Tuesday, February 3, 2015
Real median wages surged in Q4 2014
- by New Deal democrat
Something that hasn't gotten much attention from last Friday's GDP report is the brisk increase in real median wages during the 4th quarter of last year.
While the monthly jobs report gives us average wages, median wages aren't reported monthly. There are several quarterly measures, including usual weekly earnings (which will be the subject of a separate post), and the Employment Cost Index, which is reported as part of GDP.
Here is the quarterly % change in the ECI for wages since the inception of the series in 2001:
In the 4th quarter, we had nearly a 1% increase, the best showing since the last time gas prices plummeted in late 2008. The other two times the ECI grew by 0.5%+ in a quarter, in 2001 and 2006, also coincided with substantial declines in the price of gas.
What is perhaps most noteworthy is that median wages grew more than average wages during the fourth quarter.

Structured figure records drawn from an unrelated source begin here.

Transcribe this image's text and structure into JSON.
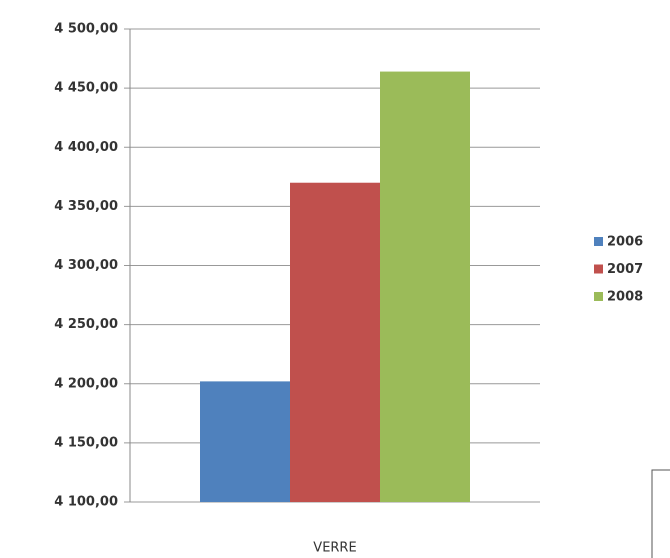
{
  "chart_data": {
    "type": "bar",
    "categories": [
      "VERRE"
    ],
    "series": [
      {
        "name": "2006",
        "color": "#4f81bd",
        "values": [
          4202
        ]
      },
      {
        "name": "2007",
        "color": "#c0504d",
        "values": [
          4370
        ]
      },
      {
        "name": "2008",
        "color": "#9bbb59",
        "values": [
          4464
        ]
      }
    ],
    "ylim": [
      4100,
      4500
    ],
    "yticks": [
      {
        "value": 4100,
        "label": "4 100,00"
      },
      {
        "value": 4150,
        "label": "4 150,00"
      },
      {
        "value": 4200,
        "label": "4 200,00"
      },
      {
        "value": 4250,
        "label": "4 250,00"
      },
      {
        "value": 4300,
        "label": "4 300,00"
      },
      {
        "value": 4350,
        "label": "4 350,00"
      },
      {
        "value": 4400,
        "label": "4 400,00"
      },
      {
        "value": 4450,
        "label": "4 450,00"
      },
      {
        "value": 4500,
        "label": "4 500,00"
      }
    ],
    "grid": true,
    "legend": "right"
  }
}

Here's a graph comparing average wages on a quarterly basis, with median wages from the ECI, normed to be equal at the end of the Great Recession:
As a result, median wages are now also within 0.5% of their highs. Average wages are only 0.2% below their 35 year high.
That median wages grew faster than average wages suggests that higher wage jobs grew significantly relative to lower wage jobs, a long-awaited boon.